Rachel Korn begins a painting with no conscious intention. This represents a sea change, an evolutionary shift, from her earlier work. A gestural Zen, a confidence in the hand and brush, is possible for this artist as a result of decades of work. Korn began her artistic journey as a figurative painter but gradually turned to abstraction. She feels her painting, which was formerly heavily narrative, is now freed from the need to tell a story while simultaneously embracing a different narrative: music, nature and the rhythms of life and growth.
Korn paints without under-drawing, in response to her state of mind at any given moment. She commented that her work, “engages me in a journey between deliberate and intuitive uses of paint and brings with it thoughts, memories, and associations that appear in the work in the form of atmosphere and mood.” She has reached a point where technique merges with subject matter, and her brush has become an extension of her eye and brain.

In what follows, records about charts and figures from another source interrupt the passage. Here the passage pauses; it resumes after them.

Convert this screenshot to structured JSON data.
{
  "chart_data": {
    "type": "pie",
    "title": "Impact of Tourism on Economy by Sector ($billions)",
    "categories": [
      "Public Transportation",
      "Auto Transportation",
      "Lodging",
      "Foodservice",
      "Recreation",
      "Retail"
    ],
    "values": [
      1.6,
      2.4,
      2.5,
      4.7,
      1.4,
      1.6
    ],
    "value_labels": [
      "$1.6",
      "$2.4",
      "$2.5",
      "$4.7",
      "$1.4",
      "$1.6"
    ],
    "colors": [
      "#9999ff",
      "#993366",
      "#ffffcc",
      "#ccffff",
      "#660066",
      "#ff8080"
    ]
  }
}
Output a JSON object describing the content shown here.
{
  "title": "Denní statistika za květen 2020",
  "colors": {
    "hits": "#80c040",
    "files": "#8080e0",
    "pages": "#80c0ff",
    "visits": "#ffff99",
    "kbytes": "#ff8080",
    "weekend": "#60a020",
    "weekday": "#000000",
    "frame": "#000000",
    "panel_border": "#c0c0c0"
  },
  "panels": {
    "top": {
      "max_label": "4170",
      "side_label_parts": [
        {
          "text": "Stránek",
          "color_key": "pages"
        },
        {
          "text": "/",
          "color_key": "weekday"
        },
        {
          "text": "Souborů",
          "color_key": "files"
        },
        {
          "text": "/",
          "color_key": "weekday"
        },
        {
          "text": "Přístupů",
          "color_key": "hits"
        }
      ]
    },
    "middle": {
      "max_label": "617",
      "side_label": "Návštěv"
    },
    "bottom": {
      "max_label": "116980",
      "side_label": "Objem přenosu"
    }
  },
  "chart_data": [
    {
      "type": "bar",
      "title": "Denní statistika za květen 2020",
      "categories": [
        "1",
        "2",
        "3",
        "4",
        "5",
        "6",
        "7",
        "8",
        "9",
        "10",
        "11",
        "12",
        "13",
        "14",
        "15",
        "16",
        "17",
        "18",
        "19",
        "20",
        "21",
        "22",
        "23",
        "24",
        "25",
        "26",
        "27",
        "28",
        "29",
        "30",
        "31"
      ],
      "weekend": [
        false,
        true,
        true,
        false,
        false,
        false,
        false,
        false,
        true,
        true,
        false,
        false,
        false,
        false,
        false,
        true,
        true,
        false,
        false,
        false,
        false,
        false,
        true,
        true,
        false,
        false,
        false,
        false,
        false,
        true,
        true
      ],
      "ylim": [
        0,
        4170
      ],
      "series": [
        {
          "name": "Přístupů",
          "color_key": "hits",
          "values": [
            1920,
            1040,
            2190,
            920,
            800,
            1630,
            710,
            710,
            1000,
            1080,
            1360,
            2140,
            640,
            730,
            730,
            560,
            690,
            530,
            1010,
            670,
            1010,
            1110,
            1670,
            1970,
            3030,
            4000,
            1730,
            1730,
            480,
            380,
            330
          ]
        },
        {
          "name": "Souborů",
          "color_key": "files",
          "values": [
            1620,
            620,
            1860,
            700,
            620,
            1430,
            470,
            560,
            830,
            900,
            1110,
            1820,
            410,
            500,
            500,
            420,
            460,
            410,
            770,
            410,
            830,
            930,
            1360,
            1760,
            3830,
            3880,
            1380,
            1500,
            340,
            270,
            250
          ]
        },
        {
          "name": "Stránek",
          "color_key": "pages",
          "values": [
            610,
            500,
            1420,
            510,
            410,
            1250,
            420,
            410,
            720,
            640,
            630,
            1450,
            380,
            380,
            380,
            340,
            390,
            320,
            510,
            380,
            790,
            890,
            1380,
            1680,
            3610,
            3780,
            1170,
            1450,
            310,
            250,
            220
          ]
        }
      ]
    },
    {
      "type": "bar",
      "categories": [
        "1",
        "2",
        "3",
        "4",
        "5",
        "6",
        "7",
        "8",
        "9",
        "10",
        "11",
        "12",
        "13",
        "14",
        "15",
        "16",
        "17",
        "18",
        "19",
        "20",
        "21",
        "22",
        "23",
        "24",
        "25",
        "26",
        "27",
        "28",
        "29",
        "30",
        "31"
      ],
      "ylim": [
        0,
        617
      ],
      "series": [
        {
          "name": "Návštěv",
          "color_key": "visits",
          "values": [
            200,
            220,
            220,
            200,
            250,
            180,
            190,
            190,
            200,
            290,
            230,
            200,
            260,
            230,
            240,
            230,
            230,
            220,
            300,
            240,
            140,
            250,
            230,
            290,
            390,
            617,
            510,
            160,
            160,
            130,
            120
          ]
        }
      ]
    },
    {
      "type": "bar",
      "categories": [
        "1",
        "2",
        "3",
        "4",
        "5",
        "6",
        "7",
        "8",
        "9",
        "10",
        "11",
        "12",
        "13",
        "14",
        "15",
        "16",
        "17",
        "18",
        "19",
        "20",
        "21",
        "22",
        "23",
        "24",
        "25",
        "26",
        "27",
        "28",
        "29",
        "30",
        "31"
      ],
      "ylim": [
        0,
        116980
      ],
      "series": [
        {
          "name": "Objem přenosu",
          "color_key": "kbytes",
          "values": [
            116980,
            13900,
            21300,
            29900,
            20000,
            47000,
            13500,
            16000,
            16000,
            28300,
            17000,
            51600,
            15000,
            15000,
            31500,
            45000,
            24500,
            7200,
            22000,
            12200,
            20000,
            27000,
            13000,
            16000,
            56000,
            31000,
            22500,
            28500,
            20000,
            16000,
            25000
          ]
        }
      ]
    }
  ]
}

She works spontaneously but will often turn her canvases this way and that, realizing that her compositions can be fluid until the last moment. This formal analysis takes place after the main gestures have been established but can be revelatory in the evolution of the painting’s composition. Korn described her working process: “As the painting emerges, it’s an ever-changing process. I follow, more than I control. My process is always a balancing act between the push of wanting to make the painting work versus the pull of fear that I will do too much.”